Monday, September 27, 2010

May 23, 2010

OK: Enough of you have castigated me for "threatening to cut you out of the loop" that I'm going to continue my periodic updates regarding Linda's situation.

As for cheering her up, she's in the Transplant ICU, Room 5, at University of Indiana Hospital, 550 North University Boulevard, Indianapolis, Indiana 46202-5149. Cards would be welcome. Because the Transplant ICU is filled in part with post transplant patients who are severely immune compromised, hospital policy prohibits live plants or anything else with soil in it, since soil always contains potentially pathogenic organisms. In my personal view, cut flowers are nice, but under the circumstances I am about to describe, a bit too funereal at present. What Linda really would like is a phone call during daylight hours from her friends and family. The direct phone number to her ICU room is 317-944-9915. Also, I have my cell phone here.

Linda was scheduled to have a liver transplant from a live donor at Northwestern Hospital in Chicago on May 18, but the surgeon there refused to perform the operation at the last minute due to a celiac artery stenosis which was found on a radiology study done on April 21, but which he didn't get around to looking at until May 10. As a result of that decision, and the fact that Linda was not nearly sick enough at that time to qualify for receiving a cadaver liver at Northwestern or any other center in Chicago or Wisconsin, Linda was transferred by ambulance from Northwestern to Indiana University Hospital here in Indianapolis under the care of Dr. A. Joseph Tector. After six days of testing and paperwork, she is now at the top of the transplant list here for a type O cadaver liver.

Friday evening we were told there was a cadaver liver on offer for Linda, and we waited all night long for her transplant surgery to begin. At about 1:30 a.m. Saturday we were notified that the liver went to someone else. Later Saturday afternoon I spoke with Dr. Tector and he explained that the donor liver had a large clot in the portal vein and the potential need for a jump graft around Linda's possible celiac artery stenosis made the use of that particular liver for her transplant too risky for her survival.

During the day today Linda has been steadily getting sicker, and the doctors have put her on around the clock dialysis because her kidney function is declining. She is getting respiratory therapy every four hours to reduce fluid buildup in her lungs resulting from the kidney failure. She is unable to eat or drink much because of the risk of aspiration and pneumonia when she swallows or if she vomits, and her doctors are becoming more and more insistent that she have a small bowel feeding tube inserted through her nose and down her throat. She has a triple lumen central venous catheter in the right side of her neck, an arterial line in her right wrist,  
and a femoral artery catheter in her groin for the dialysis machine. She has an oxygen cannula in her nose on 4 liters per hour of oxygen. This afternoon they took 6.5 liters of ascites fluid off her abdomen in a paracentesis procedure. She is hooked up to a heart monitor with 6 leads pasted on her chest, arms and legs, and a pulse oximeter sensor on her right index finger. She has a Foley catheter in her bladder. She has a Bair Hugger warm air machine under her blankets to counteract the effect of the dialysis machine, which chills her blood as it circulates outside her body. All the sensor, infusion, dialysis and comfort equipment attached to Linda produces a constant cacophony of chimes, jingles and other alarms all night long. Also, so many lines connected directly to her makes it impossible to get her out of bed to the restroom when she needs to move her bowels three times a day as the liver doctors want her to do, so she is forced to use a bedpan for that purpose.

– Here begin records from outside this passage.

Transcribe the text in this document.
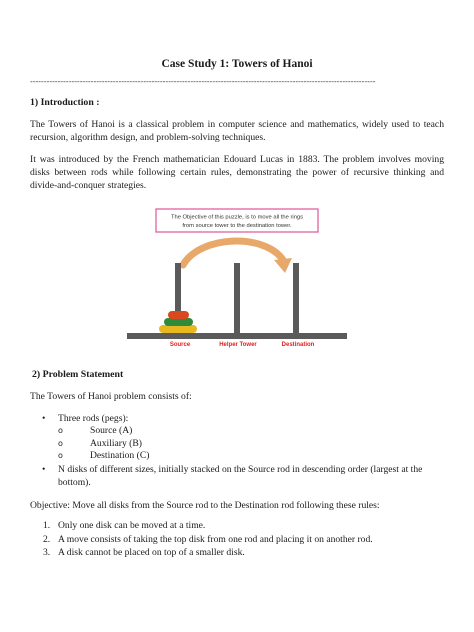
Case Study 1: Towers of Hanoi
-----------------------------------------------------------------------------------------------------------------------------
1) Introduction :
The Towers of Hanoi is a classical problem in computer science and mathematics, widely used to teach recursion, algorithm design, and problem-solving techniques.
It was introduced by the French mathematician Edouard Lucas in 1883. The problem involves moving disks between rods while following certain rules, demonstrating the power of recursive thinking and divide-and-conquer strategies.
The Objective of this puzzle, is to move all the rings
from source tower to the destination tower.
Source	Helper Tower	Destination
2) Problem Statement
The Towers of Hanoi problem consists of:
• Three rods (pegs):
o	Source (A)
o	Auxiliary (B)
o	Destination (C)
• N disks of different sizes, initially stacked on the Source rod in descending order (largest at the bottom).
Objective: Move all disks from the Source rod to the Destination rod following these rules:
1. Only one disk can be moved at a time.
2. A move consists of taking the top disk from one rod and placing it on another rod.
3. A disk cannot be placed on top of a smaller disk.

Needless to say, the psychological effects of all this on Linda are extremely depressing. She keeps asking "When can I just go home?"  Her mantra this morning is "I don't want a feeding tube." Her encephalopathy is increasingly slurring her speech, and making it more difficult for her to find the words to express her customarily articulate thoughts. She cries out in frustration when she feels she isn't making herself understood to her doctors and nurses. It's an extremely difficult scene to watch. Linda is painfully aware now that her continued survival completely depends on the death of some stranger who was generous enough to become an organ donor, matched her blood and tissue types, and was young and healthy enough to have a transplantable liver for her.

 You all know what a fighter Linda is, and has been, during all the last seven years she was on the liver transplant list at Northwestern. It is a sad thing to see the fight ebbing out of her now along with the tide of bodily fluids gushing through all the tubes, lines and catheters the surgeons at her bedside have punctured her body with over the last 2 days. It is such a shame Dr. Abecasis' thoughtlessness in leaving that radiology study sitting in his in box unreviewed for three weeks robbed Linda of her last three weeks of better health during which she could have been down here, and perhaps transplanted already.

Colorful, cheerful cards or balloons would be very nice. Phone calls to cheer Linda up are welcome at any time. She often wakens at 3 a.m. wondering who to call just for a chat. I'm here at her bedside 24/7 doing everything I can to keep her focused on the future, and any help cheering her up offered by you as her cherished friends and family is certainly welcome.